Des rapports sociaux positifs qui ne seraient pas complémentaires les uns des autres ne suffisent pas pour qu'une société soit constituée, car ils pourraient ne relier les individus que sous forme de couples isolés. Des amoureux dont chaque paire occupe un banc dans un square, un soir d'été, ne forment pas une société, aucun complémentaire ne reliant ces couples. Mais que le gardien du square prétende les expulser un peu avant l'heure de la fermeture, la protestation des uns soutiendra la résistance des autres et le gardien aura affaire avec l'unité d'un groupe social. En fait, dès qu'il y a multiplicité de rapports sociaux positifs entre des individus non trop éloignés dans le temps et l'espace, ces rapports deviennent presque inévitablement des complémentaires les uns des autres, ils s'agrègent contre des rapports négatifs actuels ou éventuels.

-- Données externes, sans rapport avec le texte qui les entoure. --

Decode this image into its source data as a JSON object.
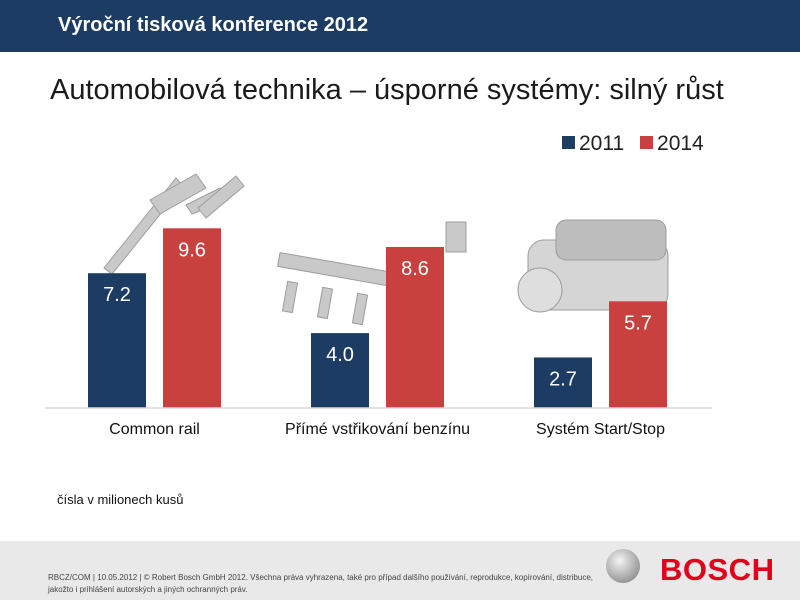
{
  "header": {
    "title": "Výroční tisková konference 2012"
  },
  "slide": {
    "title": "Automobilová technika – úsporné systémy: silný růst"
  },
  "colors": {
    "header_bg": "#1d3c64",
    "series_2011": "#1d3c64",
    "series_2014": "#c8413f",
    "logo_red": "#e2001a"
  },
  "chart_data": {
    "type": "bar",
    "categories": [
      "Common rail",
      "Přímé vstřikování benzínu",
      "Systém Start/Stop"
    ],
    "series": [
      {
        "name": "2011",
        "values": [
          7.2,
          4.0,
          2.7
        ],
        "labels": [
          "7.2",
          "4.0",
          "2.7"
        ]
      },
      {
        "name": "2014",
        "values": [
          9.6,
          8.6,
          5.7
        ],
        "labels": [
          "9.6",
          "8.6",
          "5.7"
        ]
      }
    ],
    "ylim": [
      0,
      12.5
    ],
    "grid": false,
    "legend": "top-right"
  },
  "note": "čísla v milionech kusů",
  "footer": {
    "text": "RBCZ/COM | 10.05.2012 | © Robert Bosch GmbH 2012. Všechna práva vyhrazena, také pro případ dalšího používání, reprodukce, kopírování, distribuce, jakožto i prihlášení autorských a jiných ochranných práv.",
    "logo_text": "BOSCH"
  }
}
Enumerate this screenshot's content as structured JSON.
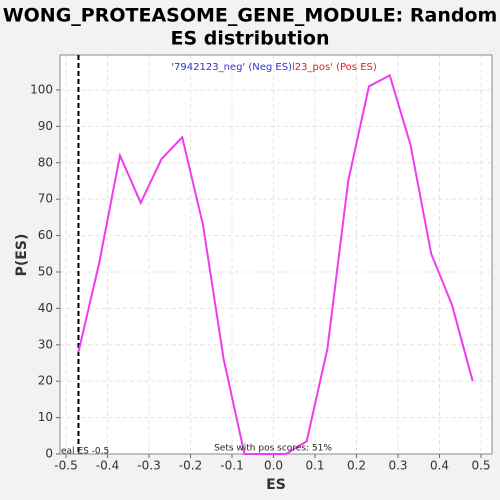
{
  "chart_data": {
    "type": "line",
    "title": [
      "WONG_PROTEASOME_GENE_MODULE: Random",
      "ES distribution"
    ],
    "x_label": "ES",
    "y_label": "P(ES)",
    "legend": [
      {
        "text": "'7942123_neg' (Neg ES)",
        "color": "#3333cc"
      },
      {
        "text": "l23_pos' (Pos ES)",
        "color": "#dd2222"
      }
    ],
    "annotations": [
      "eal ES -0.5",
      "Sets with pos scores: 51%"
    ],
    "real_es_line": -0.47,
    "x": [
      -0.47,
      -0.42,
      -0.37,
      -0.32,
      -0.27,
      -0.22,
      -0.17,
      -0.12,
      -0.07,
      -0.02,
      0.03,
      0.08,
      0.13,
      0.18,
      0.23,
      0.28,
      0.33,
      0.38,
      0.43,
      0.48
    ],
    "series": [
      {
        "color": "#ee3cee",
        "values": [
          28,
          52.5,
          82,
          69,
          81,
          87,
          63,
          26,
          0,
          0,
          0,
          3.5,
          29,
          75,
          101,
          104,
          85,
          55,
          41,
          20
        ]
      }
    ],
    "xlim": [
      -0.5145,
      0.5265
    ],
    "ylim": [
      0,
      109.6
    ],
    "xticks": [
      -0.5,
      -0.4,
      -0.3,
      -0.2,
      -0.1,
      {
        "value": 0,
        "label": "0.0"
      },
      0.1,
      0.2,
      0.3,
      0.4,
      0.5
    ],
    "yticks": [
      0,
      10,
      20,
      30,
      40,
      50,
      60,
      70,
      80,
      90,
      100
    ],
    "grid": true
  }
}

A la rigueur on peut considérer que la notion de groupe est déjà enveloppée dans celle de rapport social positif, même singulier, et que celle d'opposition de groupes est en germe dans le rapport social négatif (qui peut être collectif ou mixte). Une société peut toujours être présentée sous la forme d'un seul rapport social positif mixte, dont l'un des germes est la somme de ses membres moins l'autre terme. La devise de la Confédération Suisse est une heureuse expression de cette idée : un pour tous, tous pour un. D'un rapport positif isolé il est loisible de dire que c'est un groupe dont les complémentaires sont nuls ; dès qu'il y a plus de deux individus les rapports qui les unissent sont plus ou moins complémentaires les uns des autres, ils renforcent l'accord, atténuent ou empêchent les dissentiments en fortifiant chacun contre les gens du dehors.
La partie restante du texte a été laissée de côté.